If the federal government of Nigeria continues to refuse to address the reasons for the agitation for Biafra, Igbos must consider the following:

  1. Igbos with investments in other parts of Nigeria should begin to repatriate them and relocate to East Nigeria. This would force a reasonable government to take notice and address our grievances. It would also offer opportunity for Igbos to reach a new understanding and settlement with their host communities that would end the discrimination of Igbos. The government will have no reason to arrest Igbos for disinvesting and relocating to the east. Reasonable People vote with their feet under the circumstance Igbos are enduring in Nigeria.

  2. Igbos should consider economic sanctions like, stoping eating cow meat and eating only chicken, until the just demands are met.

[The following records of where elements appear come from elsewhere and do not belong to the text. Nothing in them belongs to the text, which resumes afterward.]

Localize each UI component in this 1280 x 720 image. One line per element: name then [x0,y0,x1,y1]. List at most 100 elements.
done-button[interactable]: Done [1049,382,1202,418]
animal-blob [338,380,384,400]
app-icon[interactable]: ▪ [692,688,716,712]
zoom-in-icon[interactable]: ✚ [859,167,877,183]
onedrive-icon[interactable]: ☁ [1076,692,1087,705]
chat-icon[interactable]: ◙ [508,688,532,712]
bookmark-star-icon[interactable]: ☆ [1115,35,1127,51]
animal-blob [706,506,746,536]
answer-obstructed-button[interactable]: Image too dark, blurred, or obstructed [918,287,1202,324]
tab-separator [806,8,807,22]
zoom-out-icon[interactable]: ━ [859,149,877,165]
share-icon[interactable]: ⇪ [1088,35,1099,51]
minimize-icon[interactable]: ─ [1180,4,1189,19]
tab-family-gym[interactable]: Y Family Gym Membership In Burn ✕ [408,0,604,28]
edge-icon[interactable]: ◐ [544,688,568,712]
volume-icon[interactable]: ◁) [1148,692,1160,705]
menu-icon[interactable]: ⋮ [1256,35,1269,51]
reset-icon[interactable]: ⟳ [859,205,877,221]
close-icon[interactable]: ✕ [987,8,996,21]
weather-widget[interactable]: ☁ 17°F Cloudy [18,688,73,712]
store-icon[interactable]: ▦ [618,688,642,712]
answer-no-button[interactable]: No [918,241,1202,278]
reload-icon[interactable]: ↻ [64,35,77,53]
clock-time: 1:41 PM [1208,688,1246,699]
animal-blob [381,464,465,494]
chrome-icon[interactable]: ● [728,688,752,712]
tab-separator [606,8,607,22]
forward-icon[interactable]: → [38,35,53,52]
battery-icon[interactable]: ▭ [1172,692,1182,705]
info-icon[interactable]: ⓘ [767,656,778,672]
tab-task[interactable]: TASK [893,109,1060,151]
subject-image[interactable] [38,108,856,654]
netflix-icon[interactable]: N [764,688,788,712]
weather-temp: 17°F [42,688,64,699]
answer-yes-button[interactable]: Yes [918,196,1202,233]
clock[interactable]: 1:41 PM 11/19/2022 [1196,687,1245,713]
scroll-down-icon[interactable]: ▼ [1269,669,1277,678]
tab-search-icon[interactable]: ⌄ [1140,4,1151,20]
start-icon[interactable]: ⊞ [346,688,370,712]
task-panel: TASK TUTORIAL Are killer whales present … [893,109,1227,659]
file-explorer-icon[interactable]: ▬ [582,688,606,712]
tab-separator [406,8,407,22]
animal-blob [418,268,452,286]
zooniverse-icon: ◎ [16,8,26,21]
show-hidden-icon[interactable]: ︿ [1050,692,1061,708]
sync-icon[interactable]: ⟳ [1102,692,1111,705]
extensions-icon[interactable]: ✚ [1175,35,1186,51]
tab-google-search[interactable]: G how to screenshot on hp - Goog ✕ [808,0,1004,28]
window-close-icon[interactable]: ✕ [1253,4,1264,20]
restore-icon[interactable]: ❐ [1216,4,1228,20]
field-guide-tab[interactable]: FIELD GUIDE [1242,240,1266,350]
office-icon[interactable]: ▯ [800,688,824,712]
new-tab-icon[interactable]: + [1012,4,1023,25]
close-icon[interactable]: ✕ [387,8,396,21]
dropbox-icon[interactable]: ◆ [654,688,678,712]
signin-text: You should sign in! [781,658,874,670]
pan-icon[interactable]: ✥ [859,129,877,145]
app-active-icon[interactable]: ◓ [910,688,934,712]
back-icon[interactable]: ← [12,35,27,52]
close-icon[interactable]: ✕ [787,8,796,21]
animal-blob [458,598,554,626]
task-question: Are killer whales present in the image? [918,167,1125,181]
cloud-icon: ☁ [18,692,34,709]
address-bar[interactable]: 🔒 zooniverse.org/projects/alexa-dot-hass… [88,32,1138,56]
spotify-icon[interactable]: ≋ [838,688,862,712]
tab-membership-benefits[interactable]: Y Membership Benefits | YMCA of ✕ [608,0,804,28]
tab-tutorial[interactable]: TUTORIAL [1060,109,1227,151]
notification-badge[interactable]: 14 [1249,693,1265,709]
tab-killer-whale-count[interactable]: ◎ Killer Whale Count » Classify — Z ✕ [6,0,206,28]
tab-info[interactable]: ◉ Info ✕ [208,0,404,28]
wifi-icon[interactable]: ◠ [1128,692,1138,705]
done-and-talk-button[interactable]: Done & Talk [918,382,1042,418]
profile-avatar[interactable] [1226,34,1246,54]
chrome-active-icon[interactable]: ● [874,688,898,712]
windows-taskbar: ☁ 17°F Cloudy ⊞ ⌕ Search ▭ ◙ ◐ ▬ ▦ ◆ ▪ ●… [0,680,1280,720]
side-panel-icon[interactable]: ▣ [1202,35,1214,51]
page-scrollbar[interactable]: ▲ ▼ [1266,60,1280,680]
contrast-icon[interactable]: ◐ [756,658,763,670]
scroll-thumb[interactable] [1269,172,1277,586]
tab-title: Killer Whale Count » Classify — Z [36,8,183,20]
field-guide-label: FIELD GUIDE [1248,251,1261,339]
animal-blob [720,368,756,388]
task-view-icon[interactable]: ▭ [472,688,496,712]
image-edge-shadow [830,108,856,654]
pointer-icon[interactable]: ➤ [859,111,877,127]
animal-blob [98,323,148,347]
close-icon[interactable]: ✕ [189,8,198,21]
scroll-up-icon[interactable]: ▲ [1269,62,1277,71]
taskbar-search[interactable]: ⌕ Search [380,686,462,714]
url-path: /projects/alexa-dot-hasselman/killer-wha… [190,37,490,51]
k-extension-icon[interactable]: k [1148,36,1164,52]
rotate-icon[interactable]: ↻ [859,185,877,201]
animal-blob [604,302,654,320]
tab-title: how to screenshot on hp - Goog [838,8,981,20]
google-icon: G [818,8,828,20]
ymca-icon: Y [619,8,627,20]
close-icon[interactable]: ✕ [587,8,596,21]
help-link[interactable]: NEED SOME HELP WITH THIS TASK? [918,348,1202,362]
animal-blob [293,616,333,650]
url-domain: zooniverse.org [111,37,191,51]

  3. A representative committee of Igbos with the aim of developing the political strategy for independence should be set up by Oha an Eze immediately.

  4. A legal task force with funding should be set up to fight for anybody arrested as a result of peaceful protest for the actualisation of independent Igbo nation. No fight for freedom will be successful, if the foot soldier are not taken care of. At recent trial of some MASSOB members, not a single Igbo lawyer was present, the group was represented by a kind hearted and brave Yoruba lawyer who was angry at the abuse of their human rights. No Igbo politician at moment is fighting for justice for the victims of Ezu river murder and many other victims of the struggle to end discrimination and marginalisation of Igbos in Nigeria. No Igbo leader or politician seems concerned that 90% of street traders in Lagos, port Harcourt and in many cities in Nigeria are Igbo youth. No current Igbo politician is speaking out against the marginalisation and discrimination of Igbos. This is as sad as it is lamentable.

  5. Henceforth, Igbos should ensure that they only vote for political parties that recognises their right to self determination, promise to do something about is and the discrimination and marginalisation we are enduring. Igbos should ensure that only candidates from such parties are voted in as members of senate, House of Representatives, state House of Representatives and governors. This will give the political momentum for the conduct of a referendum in Igbo land which will give real legitimacy to the struggle for independence. This is one way of fighting for independence lawful through political process. It would need vulnerable people to risk their lives in ill thought out protests.

Without these measure. Those who are exploiting the Biafra franchise for personal gains, will continue to grab the headlines and derail the genuine aspiration of Igbos to be free and live without discrimination. The current strategy by MASSOB And Radio Biafra is like starring the bee hive, without the means to harvest the honey. In such situation, one would only end up with bee stings.

Igbos need a political organisation to articulate the effort of all, to address our genuine grievances within Nigeria or work for independence through none violent political means. No one should be expected to accept and live with injustice. Enough is enough.